As of January 28, 2007, with the adoption of SFAS No. 123(R), we have derecognized both deferred tax assets for the excess of tax benefit related to stock-based compensation, reflected in our federal and state net operating loss and research tax credit carryforwards, and the offsetting valuation allowance. Consistent with prior years, the excess tax benefit reflected in our net operating loss and research tax credit carryforwards, in the amount of $344.9 million as of January 28, 2007, will be accounted for as a credit to stockholders’ equity, if and when realized. In determining if and when excess tax benefits have been realized, we have elected to do so on a “with-and-without” approach with respect to such excess tax benefits. We have also elected to ignore the indirect tax effects of stock-based compensation deductions for financial and accounting reporting purposes, and specifically to recognize the full effect of the research tax credit in income from continuing operations.

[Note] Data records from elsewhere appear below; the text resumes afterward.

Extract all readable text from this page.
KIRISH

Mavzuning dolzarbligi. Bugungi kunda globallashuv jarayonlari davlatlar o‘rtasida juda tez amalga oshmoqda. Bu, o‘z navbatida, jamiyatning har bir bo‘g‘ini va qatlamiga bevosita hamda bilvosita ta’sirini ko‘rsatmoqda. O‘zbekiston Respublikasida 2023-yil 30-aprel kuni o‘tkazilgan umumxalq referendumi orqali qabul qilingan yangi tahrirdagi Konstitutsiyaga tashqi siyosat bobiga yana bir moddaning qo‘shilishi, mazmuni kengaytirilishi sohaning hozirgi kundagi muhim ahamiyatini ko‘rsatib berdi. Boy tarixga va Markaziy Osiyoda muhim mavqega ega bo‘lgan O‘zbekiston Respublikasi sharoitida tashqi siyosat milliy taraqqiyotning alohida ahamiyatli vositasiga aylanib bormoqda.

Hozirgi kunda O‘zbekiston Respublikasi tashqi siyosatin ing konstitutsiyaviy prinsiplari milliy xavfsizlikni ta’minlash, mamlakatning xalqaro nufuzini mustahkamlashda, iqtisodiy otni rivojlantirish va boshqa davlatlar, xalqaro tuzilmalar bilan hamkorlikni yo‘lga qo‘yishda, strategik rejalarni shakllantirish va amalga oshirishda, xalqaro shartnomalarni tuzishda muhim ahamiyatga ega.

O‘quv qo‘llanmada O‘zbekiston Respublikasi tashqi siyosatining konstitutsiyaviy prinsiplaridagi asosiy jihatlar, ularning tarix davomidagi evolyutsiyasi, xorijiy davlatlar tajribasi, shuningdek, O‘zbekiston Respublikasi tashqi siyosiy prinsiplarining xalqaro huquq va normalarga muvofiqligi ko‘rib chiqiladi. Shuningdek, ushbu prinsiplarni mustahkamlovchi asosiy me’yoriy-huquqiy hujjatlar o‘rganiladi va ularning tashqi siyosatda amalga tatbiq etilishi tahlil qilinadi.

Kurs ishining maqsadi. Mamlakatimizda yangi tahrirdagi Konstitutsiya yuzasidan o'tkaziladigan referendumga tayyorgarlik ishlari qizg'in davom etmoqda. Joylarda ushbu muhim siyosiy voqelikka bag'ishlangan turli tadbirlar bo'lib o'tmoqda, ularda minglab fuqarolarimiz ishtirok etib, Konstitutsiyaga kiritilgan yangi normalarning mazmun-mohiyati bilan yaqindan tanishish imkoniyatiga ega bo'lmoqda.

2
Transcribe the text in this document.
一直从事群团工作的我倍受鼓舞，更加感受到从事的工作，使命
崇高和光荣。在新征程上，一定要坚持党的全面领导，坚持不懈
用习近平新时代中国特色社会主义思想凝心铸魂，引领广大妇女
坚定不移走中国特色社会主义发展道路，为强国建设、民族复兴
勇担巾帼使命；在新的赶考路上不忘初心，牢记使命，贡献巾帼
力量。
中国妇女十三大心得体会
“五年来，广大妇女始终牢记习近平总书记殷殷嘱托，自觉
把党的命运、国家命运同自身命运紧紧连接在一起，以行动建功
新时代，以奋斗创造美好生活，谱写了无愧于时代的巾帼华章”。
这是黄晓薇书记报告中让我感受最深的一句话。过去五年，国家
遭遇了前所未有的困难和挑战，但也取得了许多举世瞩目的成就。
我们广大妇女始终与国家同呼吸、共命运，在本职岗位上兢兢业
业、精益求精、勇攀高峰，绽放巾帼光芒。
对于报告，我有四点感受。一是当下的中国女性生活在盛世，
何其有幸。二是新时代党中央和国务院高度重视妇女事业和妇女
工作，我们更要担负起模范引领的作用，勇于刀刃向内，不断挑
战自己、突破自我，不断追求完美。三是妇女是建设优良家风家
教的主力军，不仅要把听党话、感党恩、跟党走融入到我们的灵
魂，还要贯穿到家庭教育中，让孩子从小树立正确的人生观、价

As of January 28 2007, we had a federal net operating loss carryforward of approximately $770.5 million and cumulative state net operating loss carryforwards of approximately $584.1 million. The federal net operating loss carryforward will expire beginning in fiscal 2012 and the state net operating loss carryforwards will begin to expire in fiscal 2008 according to the rules of each particular state. As of January 28, 2007 we had federal research tax credit carryforwards of approximately $129.0 million that will begin to expire in fiscal 2008. We have other federal tax credit carryforwards of approximately $1.2 million that will begin to expire in fiscal 2011. The research tax credit carryforwards attributable to states is approximately $125.6 million, of which approximately $121.3 million is attributable to the State of California and may be carried over indefinitely, and approximately $4.3 million is attributable to various other states and will expire beginning in fiscal 2016 according to the rules of each particular state. We have other California state tax credit carryforwards of approximately $4.8 million that will begin to expire in fiscal 2009. Utilization of net operating losses and tax credit carryforwards may be subject to limitations due to ownership changes and other limitations provided by the Internal Revenue Code and similar state provisions. If such a limitation applies, the net operating loss and tax credit carryforwards may expire before full utilization.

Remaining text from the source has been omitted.